Submission Requirements
The submission must include:
- Twitter handle (if any)
- Telegram handle (if any)
- Discord handle (if any)
- Source code for your Collateral plugin or plugins
- An open source license
- Documentation (e.g, a README file), describing the following for each plugin:
- What are the collateral token, reference unit, and target unit for this plugin?
- How does one configure and deploy an instance of the plugin?
- If the deployer should plug in price feeds, what units does your plugin expect those price feeds to be stated in?
- Why should the value (reference units per collateral token) decrease only in exceptional circumstances?
- How does the plugin guarantee that its
status()
becomesDISABLED
in those circumstances?
- Tests demonstrating the behaviors checked by our example Collateral plugin test, which we encourage you to use as a starting template for your own testing. Particular behaviors must include:
- Deployment
- Issuance, appreciation, and redemption of an RToken with this Collateral in its basket
- Claiming rewards (or, if no rewards are available for this token, tests demonstrating that the claim-reward functions do nothing and don't revert)
- Correct behavior for
price()
when any price sources return invalid values - Correctly changing
status()
whenever that's needed in order to flag sudden or impending default
Acceptance Criteria
Each Collateral plugin must:
- Fully implement the ICollateral interface
- Satisfy the correctness properties given in the Collateral plugin-writing howto
- Be fully permissionless once deployed
- Be documented with cogent explanations of its economics.
- Be deployable with USD as its Unit of Account
- Not be prone to relatively simple economic attacks or cough cough "highly profitable trading strategies"
Judging Criteria
If there are multiple submissions in this category that meet all acceptance criteria, we will decide the grant winner based on the following judgments:
- How clear, clean, and solidly-engineered is the implementation?
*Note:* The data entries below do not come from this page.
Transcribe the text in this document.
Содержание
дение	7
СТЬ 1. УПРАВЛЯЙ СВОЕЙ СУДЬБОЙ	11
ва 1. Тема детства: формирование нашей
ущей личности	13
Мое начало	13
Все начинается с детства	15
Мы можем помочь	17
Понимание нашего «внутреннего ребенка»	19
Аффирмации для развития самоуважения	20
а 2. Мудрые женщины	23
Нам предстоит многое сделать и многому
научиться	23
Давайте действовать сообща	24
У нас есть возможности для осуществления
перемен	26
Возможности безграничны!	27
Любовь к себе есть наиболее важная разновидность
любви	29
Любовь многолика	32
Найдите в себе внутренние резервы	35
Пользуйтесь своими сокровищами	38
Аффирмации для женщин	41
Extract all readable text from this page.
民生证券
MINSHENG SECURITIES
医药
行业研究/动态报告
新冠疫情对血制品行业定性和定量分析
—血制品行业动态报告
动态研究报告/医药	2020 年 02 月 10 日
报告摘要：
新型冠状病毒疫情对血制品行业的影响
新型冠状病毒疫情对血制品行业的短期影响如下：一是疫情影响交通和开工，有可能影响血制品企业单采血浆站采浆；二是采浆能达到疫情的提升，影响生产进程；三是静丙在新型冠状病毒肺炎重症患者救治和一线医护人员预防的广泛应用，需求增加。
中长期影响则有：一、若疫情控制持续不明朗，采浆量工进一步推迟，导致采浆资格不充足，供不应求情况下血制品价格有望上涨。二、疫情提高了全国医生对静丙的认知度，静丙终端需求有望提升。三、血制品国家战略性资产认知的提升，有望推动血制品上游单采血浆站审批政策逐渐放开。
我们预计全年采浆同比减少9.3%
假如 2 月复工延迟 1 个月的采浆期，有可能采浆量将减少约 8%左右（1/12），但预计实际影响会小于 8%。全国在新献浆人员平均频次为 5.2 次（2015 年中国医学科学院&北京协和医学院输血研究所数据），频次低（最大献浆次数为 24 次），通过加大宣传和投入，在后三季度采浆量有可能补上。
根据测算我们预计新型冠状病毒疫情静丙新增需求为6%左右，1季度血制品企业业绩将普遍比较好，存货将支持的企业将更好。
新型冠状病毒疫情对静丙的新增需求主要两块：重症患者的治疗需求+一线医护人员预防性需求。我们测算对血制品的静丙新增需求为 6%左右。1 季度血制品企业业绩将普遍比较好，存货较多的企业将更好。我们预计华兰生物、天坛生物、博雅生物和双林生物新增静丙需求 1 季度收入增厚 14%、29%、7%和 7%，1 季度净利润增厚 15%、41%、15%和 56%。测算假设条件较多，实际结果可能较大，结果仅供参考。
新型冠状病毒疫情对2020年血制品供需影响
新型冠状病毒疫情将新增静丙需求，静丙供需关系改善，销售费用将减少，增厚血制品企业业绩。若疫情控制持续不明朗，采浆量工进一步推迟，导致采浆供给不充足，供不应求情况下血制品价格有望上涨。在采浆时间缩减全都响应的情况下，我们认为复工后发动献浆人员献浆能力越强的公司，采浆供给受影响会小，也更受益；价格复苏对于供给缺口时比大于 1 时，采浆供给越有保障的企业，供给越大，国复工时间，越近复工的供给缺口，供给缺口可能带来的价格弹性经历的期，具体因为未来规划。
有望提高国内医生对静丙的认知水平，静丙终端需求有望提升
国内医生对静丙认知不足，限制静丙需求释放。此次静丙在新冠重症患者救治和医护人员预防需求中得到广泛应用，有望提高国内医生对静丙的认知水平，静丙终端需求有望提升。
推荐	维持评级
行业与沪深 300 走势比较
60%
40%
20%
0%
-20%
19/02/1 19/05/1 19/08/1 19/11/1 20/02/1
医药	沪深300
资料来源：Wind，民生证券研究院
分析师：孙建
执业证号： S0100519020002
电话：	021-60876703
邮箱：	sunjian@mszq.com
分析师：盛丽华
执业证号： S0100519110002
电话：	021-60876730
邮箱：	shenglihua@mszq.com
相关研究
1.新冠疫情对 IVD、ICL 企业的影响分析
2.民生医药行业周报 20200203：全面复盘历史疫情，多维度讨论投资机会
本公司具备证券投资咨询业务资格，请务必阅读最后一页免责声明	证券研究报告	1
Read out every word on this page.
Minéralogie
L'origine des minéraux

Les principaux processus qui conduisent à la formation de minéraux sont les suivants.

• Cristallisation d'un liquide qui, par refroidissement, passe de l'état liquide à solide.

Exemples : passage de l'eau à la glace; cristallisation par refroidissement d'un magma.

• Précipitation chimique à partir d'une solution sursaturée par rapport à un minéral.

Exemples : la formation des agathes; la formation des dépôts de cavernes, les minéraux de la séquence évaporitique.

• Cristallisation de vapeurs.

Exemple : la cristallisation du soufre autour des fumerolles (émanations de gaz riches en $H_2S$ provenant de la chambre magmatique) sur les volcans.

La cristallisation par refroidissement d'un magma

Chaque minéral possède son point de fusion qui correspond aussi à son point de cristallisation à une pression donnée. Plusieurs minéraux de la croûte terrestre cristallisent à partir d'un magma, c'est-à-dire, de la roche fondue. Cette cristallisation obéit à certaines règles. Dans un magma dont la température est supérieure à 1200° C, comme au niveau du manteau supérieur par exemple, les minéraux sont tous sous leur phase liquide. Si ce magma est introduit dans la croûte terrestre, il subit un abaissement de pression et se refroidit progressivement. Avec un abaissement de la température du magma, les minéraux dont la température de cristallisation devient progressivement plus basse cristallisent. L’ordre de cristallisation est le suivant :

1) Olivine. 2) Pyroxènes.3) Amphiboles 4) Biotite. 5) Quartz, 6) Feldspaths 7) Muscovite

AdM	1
- How gas-efficient is the implementation? The Reserve protocol makes heavy use of the
refresh()
,price()
, andstatus()
functions, for users' sake these need to be especially efficient. - How easy is it to reason about what these Collateral plugins do?
- Do we see technical or economic vulnerabilities in these plugins, and how severe are they?
- Could these plugins be deployed and used on mainnet immediately, or are they missing prerequisites? For instance, do they require price feeds or trading mechanisms that don't already exist?
- How large is the range of significant, natural use cases covered by this set of Collateral plugins? Example of this further described below.
For an illustration of "range of use cases," when we implemented our Compound collateral plugins, we thought it important to implement three different kinds of Collateral contracts to capture three substantially different kinds of Compound-wrapped tokens:
- Tokens where the underlying token is a fiatcoin, and the Collateral plugin should default if the underlying token's price diverges from the target unit's price. For instance, cUSDC is redeemable for USDC, and the plugin should default if USDC loses its peg to USD.
- Tokens where the underlying token is pegged to some unstable asset, and the Collateral plugin should default if the underlying token's price diverges from the target unit's price. For instance, cWBTC has underlying token WBTC, and the plugin should default if WBTC loses its peg to BTC.
- Tokens where the underlying token simply is the target asset, and requires no default check. For instance, cETH has underlying token ETH, and so the underlying token itself needs no default check.
If we had implemented only one or two of these, the range of use cases would be notably smaller. The degree to which each Collateral plugin is configurable will also contribute to the range of use cases covered by the set of plugins. Again, we expect the already-existing Collateral plugins should be a good guide here.
Winner Announcement Date
Approximately May 15, 2023; one month after the deadline.
To accept the prize, winners will need to complete and sign one of the following on Docusign:
- W-9 (for US citizen/resident or company)
- W-8BEN (for non-US person)
- W-8BEN-E (for non-US company/entity)
We are quite secure in how we collect KYC information and will never share PII with anyone outside of necessary tax authorities.